A 3D Printed Aircraft Test Flies Successfully
Researchers have successfully built and flown an unmanned aerial vehicle, using 3D printing technology.
Engineering students from the University of Virginia posted a YouTube video of a plastic turbofan engine they had designed and built using 3D printing technology.
Executives at Mitre Corporation saw the video and sent an announcement to the School of Engineering and Applied Science that they were looking for two summer interns to work on a new project involving 3D printing.
Only one student, Steven Easter, then a third – year mechanical engineering major, responded to the job announcement.
Easter got the assignment to build over the summer an unmanned aerial vehicle, using 3D printing technology. In other words, a plastic plane, to be designed, fabricated, built and test – flown.
The engineers worked with inputs from their adviser, mechanical and aerospace engineering professor David Sheffler, a University of Virginia Engineering School alumnus and 20-year veteran of the aerospace industry.
It was a daunting project – producing a plane with a 6.5-foot wingspan, made from assembled “Printed” parts.

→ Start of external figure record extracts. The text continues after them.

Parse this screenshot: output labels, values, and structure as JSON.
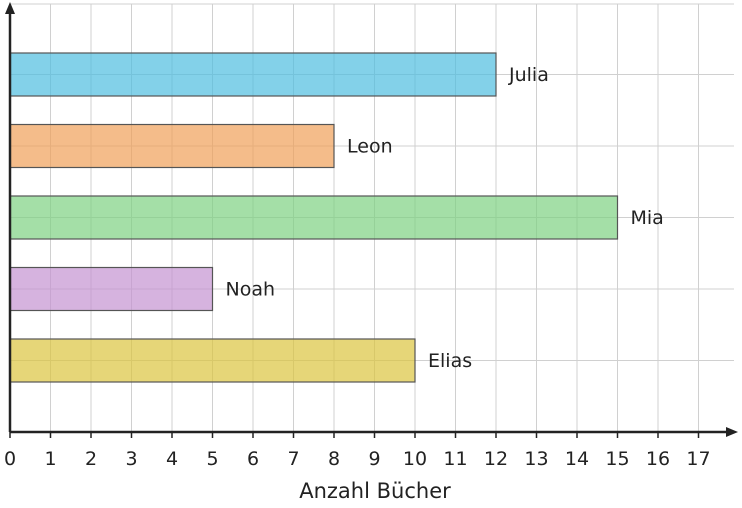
{
  "chart_data": {
    "type": "bar",
    "orientation": "horizontal",
    "categories": [
      "Julia",
      "Leon",
      "Mia",
      "Noah",
      "Elias"
    ],
    "values": [
      12,
      8,
      15,
      5,
      10
    ],
    "colors": [
      "#4fbde0",
      "#f0a058",
      "#7dd282",
      "#c593d2",
      "#dcc43e"
    ],
    "xlabel": "Anzahl Bücher",
    "ylabel": "",
    "xlim": [
      0,
      17
    ],
    "xticks": [
      "0",
      "1",
      "2",
      "3",
      "4",
      "5",
      "6",
      "7",
      "8",
      "9",
      "10",
      "11",
      "12",
      "13",
      "14",
      "15",
      "16",
      "17"
    ],
    "grid": true,
    "labels_position": "right-of-bar"
  }
}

The students sometimes put in 80 – hour workweeks, with many long nights in the lab, the university said. Sheffler said he had confidence in them “The Entire Way.”
Eventually the plane was assembled and four test flights were undertaken in August and early September at Milton Airfield near Keswick. It achieved a cruising speed of 72.4 kmph and is only the third 3D printed plane known to have been built and flown.